Tuesday, April 22, 2008

A new and interesting blog

This year, Eat Well is celebrating Earth Day with the launch of our newest venture, the Green Fork Blog. The Green Fork is the official blog of the Eat Well Guide, your resource for finding thousands of farms, grocery stores, restaurants and other "green" food outlets throughout the US and Canada. Their new and expanded listings now include produce farms, farmers markets and vegan restaurants, as well as water-conscious ratings that let you know which of your local restaurants are helping to "take back the tap". If it's been awhile, come back for a visit, and see what's new. The Eat Well team is currently at work on new cutting edge features that will make it easier than ever to eat greener, including an interactive mapping and travel feature due later this summer.

On the menu at the Green Fork Blog:

food and farming news
farm tours and seasonal food information
interviews with food activists and leaders of the sustainable food movement
book reviews
food for thought

They started off Earth Day with a list of 20 ways to green your fork--click here to check it out and learn delicious ways to tread lightly while eating well! As Earth Day reminds us, one of the most vital things people can do for the environment is to change what they eat--to more locally-grown, sustainably-produced food.

Wednesday, April 16, 2008

Shopping for that unique something

While most of us are fond of simple, wholesome, familiar, comfort foods, there times when we crave something different. From the closed poll it seems I am like most people who seek out those unique ingredients at Ethnic Grocery stores. I’m most familiar with the Asian grocery stores as I’ve shopped them over the past 10 years mostly for a restaurant's pantry. It wasn’t too many years ago that not a single major purveyor could consistently deliver wonton wrappers, or wasabi powder, or nori sheets, so we had to go out and get them ourselves.

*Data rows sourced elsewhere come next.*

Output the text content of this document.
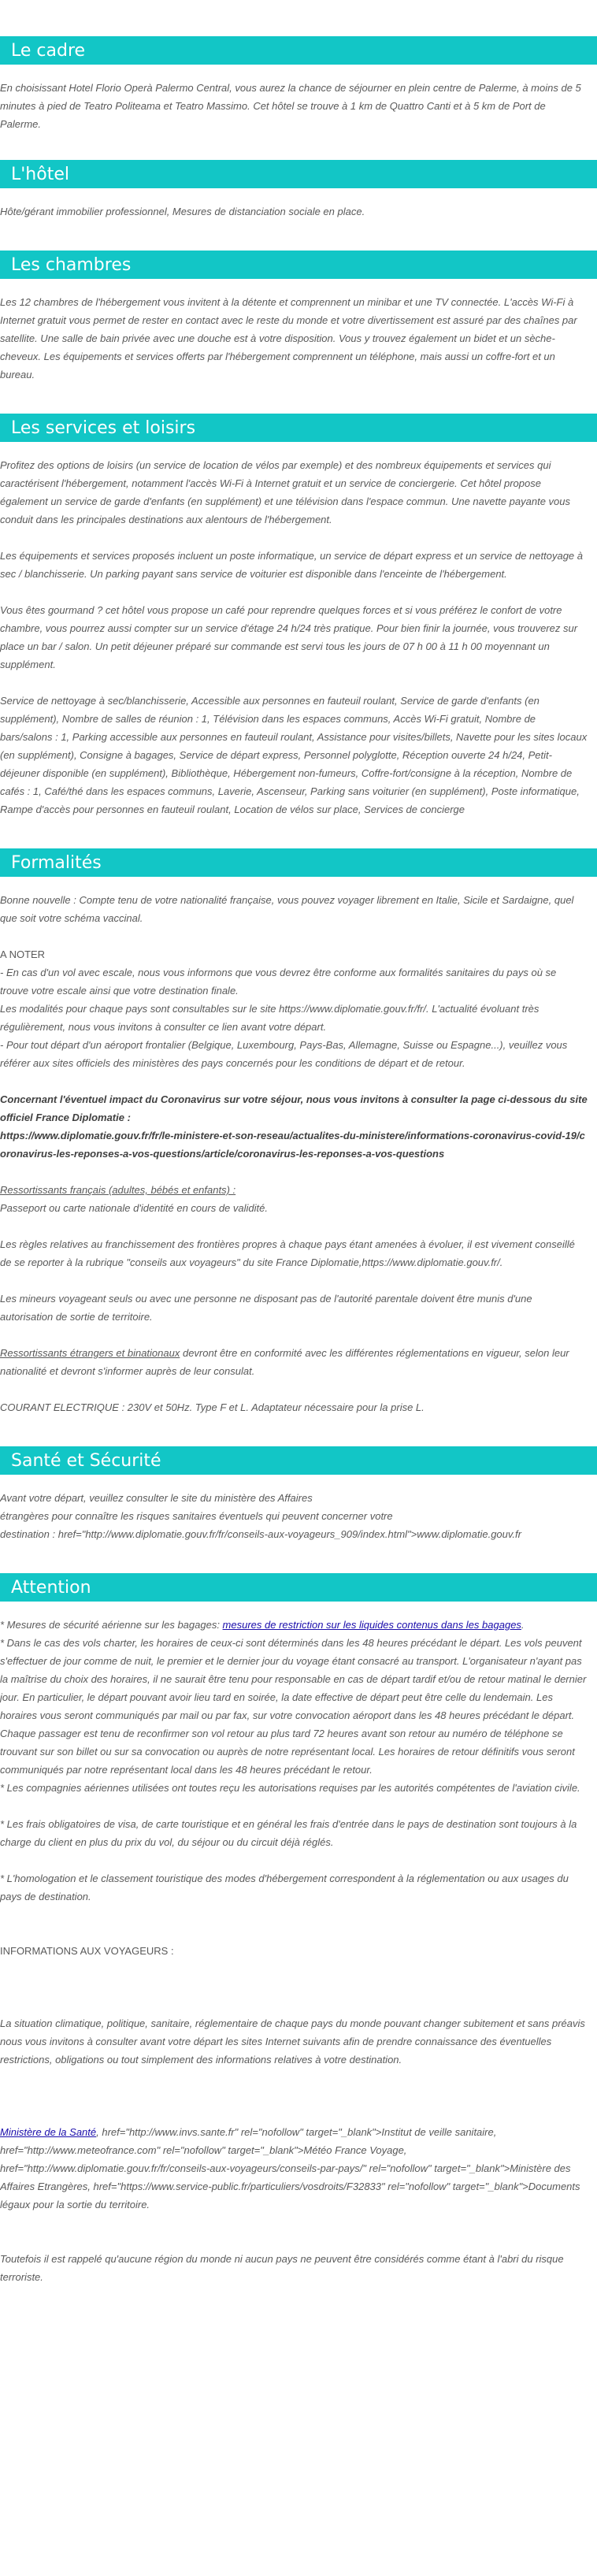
Le cadre

En choisissant Hotel Florio Operà Palermo Central, vous aurez la chance de séjourner en plein centre de Palerme, à moins de 5 minutes à pied de Teatro Politeama et Teatro Massimo. Cet hôtel se trouve à 1 km de Quattro Canti et à 5 km de Port de Palerme.

L'hôtel

Hôte/gérant immobilier professionnel, Mesures de distanciation sociale en place.

Les chambres

Les 12 chambres de l'hébergement vous invitent à la détente et comprennent un minibar et une TV connectée. L'accès Wi-Fi à Internet gratuit vous permet de rester en contact avec le reste du monde et votre divertissement est assuré par des chaînes par satellite. Une salle de bain privée avec une douche est à votre disposition. Vous y trouvez également un bidet et un sèche-cheveux. Les équipements et services offerts par l'hébergement comprennent un téléphone, mais aussi un coffre-fort et un bureau.

Les services et loisirs

Profitez des options de loisirs (un service de location de vélos par exemple) et des nombreux équipements et services qui caractérisent l'hébergement, notamment l'accès Wi-Fi à Internet gratuit et un service de conciergerie. Cet hôtel propose également un service de garde d'enfants (en supplément) et une télévision dans l'espace commun. Une navette payante vous conduit dans les principales destinations aux alentours de l'hébergement.

Les équipements et services proposés incluent un poste informatique, un service de départ express et un service de nettoyage à sec / blanchisserie. Un parking payant sans service de voiturier est disponible dans l'enceinte de l'hébergement.

Vous êtes gourmand ? cet hôtel vous propose un café pour reprendre quelques forces et si vous préférez le confort de votre chambre, vous pourrez aussi compter sur un service d'étage 24 h/24 très pratique. Pour bien finir la journée, vous trouverez sur place un bar / salon. Un petit déjeuner préparé sur commande est servi tous les jours de 07 h 00 à 11 h 00 moyennant un supplément.

Service de nettoyage à sec/blanchisserie, Accessible aux personnes en fauteuil roulant, Service de garde d'enfants (en supplément), Nombre de salles de réunion : 1, Télévision dans les espaces communs, Accès Wi-Fi gratuit, Nombre de bars/salons : 1, Parking accessible aux personnes en fauteuil roulant, Assistance pour visites/billets, Navette pour les sites locaux (en supplément), Consigne à bagages, Service de départ express, Personnel polyglotte, Réception ouverte 24 h/24, Petit-déjeuner disponible (en supplément), Bibliothèque, Hébergement non-fumeurs, Coffre-fort/consigne à la réception, Nombre de cafés : 1, Café/thé dans les espaces communs, Laverie, Ascenseur, Parking sans voiturier (en supplément), Poste informatique, Rampe d'accès pour personnes en fauteuil roulant, Location de vélos sur place, Services de concierge

Formalités

Bonne nouvelle : Compte tenu de votre nationalité française, vous pouvez voyager librement en Italie, Sicile et Sardaigne, quel que soit votre schéma vaccinal.

A NOTER

- En cas d'un vol avec escale, nous vous informons que vous devrez être conforme aux formalités sanitaires du pays où se trouve votre escale ainsi que votre destination finale.

Les modalités pour chaque pays sont consultables sur le site https://www.diplomatie.gouv.fr/fr/. L'actualité évoluant très régulièrement, nous vous invitons à consulter ce lien avant votre départ.

- Pour tout départ d'un aéroport frontalier (Belgique, Luxembourg, Pays-Bas, Allemagne, Suisse ou Espagne...), veuillez vous référer aux sites officiels des ministères des pays concernés pour les conditions de départ et de retour.

Concernant l'éventuel impact du Coronavirus sur votre séjour, nous vous invitons à consulter la page ci-dessous du site officiel France Diplomatie :

https://www.diplomatie.gouv.fr/fr/le-ministere-et-son-reseau/actualites-du-ministere/informations-coronavirus-covid-19/coronavirus-les-reponses-a-vos-questions/article/coronavirus-les-reponses-a-vos-questions

Ressortissants français (adultes, bébés et enfants) :

Passeport ou carte nationale d'identité en cours de validité.

Les règles relatives au franchissement des frontières propres à chaque pays étant amenées à évoluer, il est vivement conseillé de se reporter à la rubrique "conseils aux voyageurs" du site France Diplomatie,https://www.diplomatie.gouv.fr/.

Les mineurs voyageant seuls ou avec une personne ne disposant pas de l'autorité parentale doivent être munis d'une autorisation de sortie de territoire.

Ressortissants étrangers et binationaux devront être en conformité avec les différentes réglementations en vigueur, selon leur nationalité et devront s'informer auprès de leur consulat.

COURANT ELECTRIQUE : 230V et 50Hz. Type F et L. Adaptateur nécessaire pour la prise L.

Santé et Sécurité

Avant votre départ, veuillez consulter le site du ministère des Affaires

étrangères pour connaître les risques sanitaires éventuels qui peuvent concerner votre

destination : href="http://www.diplomatie.gouv.fr/fr/conseils-aux-voyageurs_909/index.html">www.diplomatie.gouv.fr

Attention

* Mesures de sécurité aérienne sur les bagages: mesures de restriction sur les liquides contenus dans les bagages.

* Dans le cas des vols charter, les horaires de ceux-ci sont déterminés dans les 48 heures précédant le départ. Les vols peuvent s'effectuer de jour comme de nuit, le premier et le dernier jour du voyage étant consacré au transport. L'organisateur n'ayant pas la maîtrise du choix des horaires, il ne saurait être tenu pour responsable en cas de départ tardif et/ou de retour matinal le dernier jour. En particulier, le départ pouvant avoir lieu tard en soirée, la date effective de départ peut être celle du lendemain. Les horaires vous seront communiqués par mail ou par fax, sur votre convocation aéroport dans les 48 heures précédant le départ. Chaque passager est tenu de reconfirmer son vol retour au plus tard 72 heures avant son retour au numéro de téléphone se trouvant sur son billet ou sur sa convocation ou auprès de notre représentant local. Les horaires de retour définitifs vous seront communiqués par notre représentant local dans les 48 heures précédant le retour.

* Les compagnies aériennes utilisées ont toutes reçu les autorisations requises par les autorités compétentes de l'aviation civile.

* Les frais obligatoires de visa, de carte touristique et en général les frais d'entrée dans le pays de destination sont toujours à la charge du client en plus du prix du vol, du séjour ou du circuit déjà réglés.

* L'homologation et le classement touristique des modes d'hébergement correspondent à la réglementation ou aux usages du pays de destination.

INFORMATIONS AUX VOYAGEURS :

La situation climatique, politique, sanitaire, réglementaire de chaque pays du monde pouvant changer subitement et sans préavis

nous vous invitons à consulter avant votre départ les sites Internet suivants afin de prendre connaissance des éventuelles restrictions, obligations ou tout simplement des informations relatives à votre destination.

Ministère de la Santé, href="http://www.invs.sante.fr" rel="nofollow" target="_blank">Institut de veille sanitaire, href="http://www.meteofrance.com" rel="nofollow" target="_blank">Météo France Voyage, href="http://www.diplomatie.gouv.fr/fr/conseils-aux-voyageurs/conseils-par-pays/" rel="nofollow" target="_blank">Ministère des Affaires Etrangères, href="https://www.service-public.fr/particuliers/vosdroits/F32833" rel="nofollow" target="_blank">Documents légaux pour la sortie du territoire.

Toutefois il est rappelé qu'aucune région du monde ni aucun pays ne peuvent être considérés comme étant à l'abri du risque terroriste.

I have had many plesent shopping experiences at the Asian Grocery, on top of the unique stock, the communication barrier is strong, challenging, yet trivial in most instances. Almost 100% of the stock is completely foreign, for instance what do you use a 3 foot dehydrated octopus for? Yet there are a lot of heat and serve fast food dishes that are very accessible. Noodles, rice, and soy are the staples. The live frogs, turtles, crabs, lobsters, catfish, and tilapia are all fun to look at, more in a zoo type of way than a food type of way. My favorite is the section of the cooler stocked with hundreds of unique soft drinks, juices, and canned coffee. I almost always pick one to go.

If by chance you are not shopping for edibles, there are plenty of items at the Asian Grocery for you. Hello Kitty, that’s all I have to say. Honk Kong Supermarket has a huge selection of restaurant quality small wares. There are woks, chopsticks, tea pots, and serving bowls everywhere, all priced very reasonably. My favorite three Asian Grocery stores are listed below.
I’m quite unfamiliar with any other good ethnic groceries around town, so please let me know where I can find something new.

Asia Food
3126 St. Clair Ave.

Hong Kong Supermarket
3038 Payne Ave.

Tink Hall - Asian Grocery
E. 36th between Payne and Perkins

Monday, April 14, 2008

MMMMM Bacon!

I was lucky enough to be stumbled upon by a fellow bloger, Sheena Simpson who is a contributor to a very interesting blog about the culinary scene in and around Atlanta. Sheena was nice enough to forward me a sample of an interesting product, Bacon Salt. The product is in fact fat free, vegetarian, and kosher, three things no one was previously foolish enough to associate with anything bacon-y. On top of that, the main detractor of most seasoning salts is there insanely over the top saltiness which is pleasantly absent in Bacon Salt.

I’ve been using the Hickory Smoked Bacon Salt with great satisfaction. It brings both smoke and bacon to the game, which is very nice. The flavor of bacon is mysteriously there, but also up front and in your face. I’ve added it to steamed vegetables, a very light dusting as to just hint at slathering the otherwise healthy vegetables with bacon fat. Bacon Salt also made it into a batch of potato croquettes that I seasoned more aggressively, and was able to keep a smooth, light potato texture with full bacon flavor. We put some on popcorn, that was very interesting. I think of popcorn as light and fluffy, but the Bacon Salt comes through so clear as to fill you up.

If you like bacon, you will like bacon salt. You can find it at their website for sure. I’m impatiently waiting to sprinkle some on fried eggs, fresh tomatoes, and french fries.

Wednesday, April 02, 2008

In the news again

With only one shift so far under my belt the Cleveland Free Times had a short news bit to mention my current move. I hope there are some more posative things to be discussed in the furture. Than again, I'm always to see my name in there!